Prof. Rolf-Rüdiger Radeisen
4.1 Beginn der unternehmerischen Tätigkeit
Die Unternehmereigenschaft beginnt mit dem ersten nach außen erkennbaren, auf eine Unternehmertätigkeit gerichteten Tätigwerden. Damit gehören auch schon Vorbereitungshandlungen zu den unternehmerischen Tätigkeiten. Die Vorbereitungstätigkeit muss allerdings schon erkennbar mit der unternehmerischen Betätigung im Zusammenhang stehen.
4.2 Ende der unternehmerischen Tätigkeit
Die unternehmerische Betätigung endet – unabhängig von der Rechtsform – mit dem letzten nach außen erkennbaren Tätigwerden.
Die Unternehmereigenschaft einer Kapitalgesellschaft ist nicht von der Eintragung im Handelsregister abhängig.

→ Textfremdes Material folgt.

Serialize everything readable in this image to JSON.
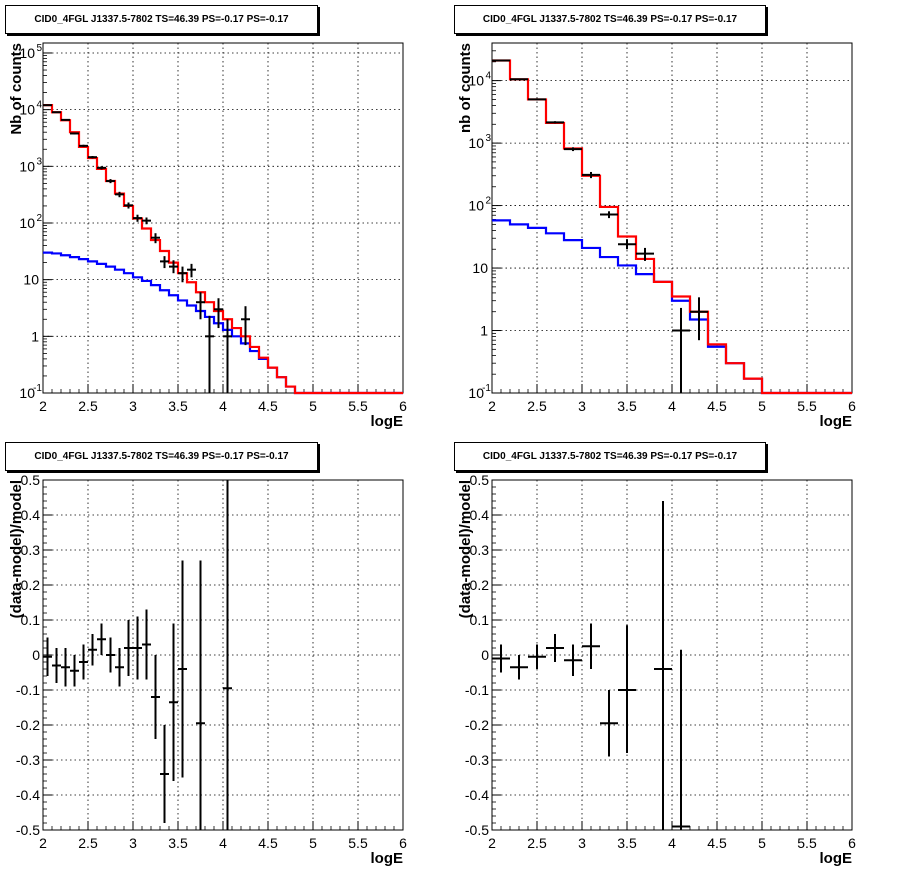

Die letzte Tätigkeit ist i. d. R. dann abgeschlossen, wenn alle Gegenstände des Unternehmens verkauft, entsorgt oder entnommen sowie alle rechtlichen Verpflichtungen erledigt sind. Dazu gehört u. a. auch die Abgabe der letzten Steuererklärungen.
Ende der Unternehmereigenschaft bei Betriebsaufgabe
Einzelhändler E hat zum 31.12.2022 sein Ladengeschäft aufgegeben und noch in 2022 alle Gegenstände veräußert. Im April 2023 lässt er bei einem Steuerberater seine Bilanz und die betrieblichen Steuererklärungen für 2022 erstellen.
Die Leistung des Steuerberaters ist noch an den Unternehmer E erbracht, somit hat E in 2023 noch einen Vorsteueranspruch aus den für sein Unternehmen bezogenen Leistungen.
4.3 Ruhen der unternehmerischen Tätigkeit
Keine Beendigung der unternehmerischen Betätigung liegt vor, wenn der Unternehmer seine Tätigkeit nur vorübergehend ruhen lässt (vorübergehende Einstellung der Unternehmertätigkeit). Eine solche vorübergehende Einstellung der Unternehmertätigkeit ist dann anzunehmen, wenn aus den Begleitumständen die belegbare Absicht des Unternehmers erkennbar ist, die unternehmerische Betätigung, also das Bewirken von Umsätzen, wieder aufnehmen zu wollen. In die Prüfung der für die Erfüllung der Tatbestandsvoraussetzungen des Unternehmerbegriffs erforderlichen tatsächlichen Umstände sind auch die Verhältnisse in den Zeiträumen vor und nach dem jeweiligen Besteuerungszeitraum einzubeziehen.
Während des Ruhens der unternehmerischen Betätigung besteht das Unternehmen des Unternehmers unverändert fort. Dies bedeutet, dass z. B. ein Vorsteuerabzug für alle während dieser Zeit bezogenen Leistungen weiterhin nach § 15 Abs. 1 UStG möglich ist. Gleichermaßen unterliegt aber auch die private Verwendung von Gegenständen, die dem Unternehmensvermögen zuzurechnen sind, als unentgeltliche Leistung nach § 3 Abs. 9a UStG der Umsatzsteuer.
Auch die sog. Saisonbetriebe bestehen während des gesamten Kalenderjahrs fort, selbst wenn sie aufgrund der Art ihrer Umsätze nicht durchgehend das gesamte Kalenderjahr hindurch Umsätze am Markt erbringen.
Durchgehende Unternehmereigenschaft bei Saisonbetrieb
Der Gastronom G betreibt an der Ostseeküste ein Eiscafé. Außerhalb der Saison schließt er regelmäßig von November bis März sein Eiscafé.
G ist das gesamte Kalenderjahr hindurch als Unternehmer anzusehen. Somit sind sämtliche Vorsteuerbeträge – auch in der Zeit, in der er sein Café geschlossen hält – für G abzugsfähig.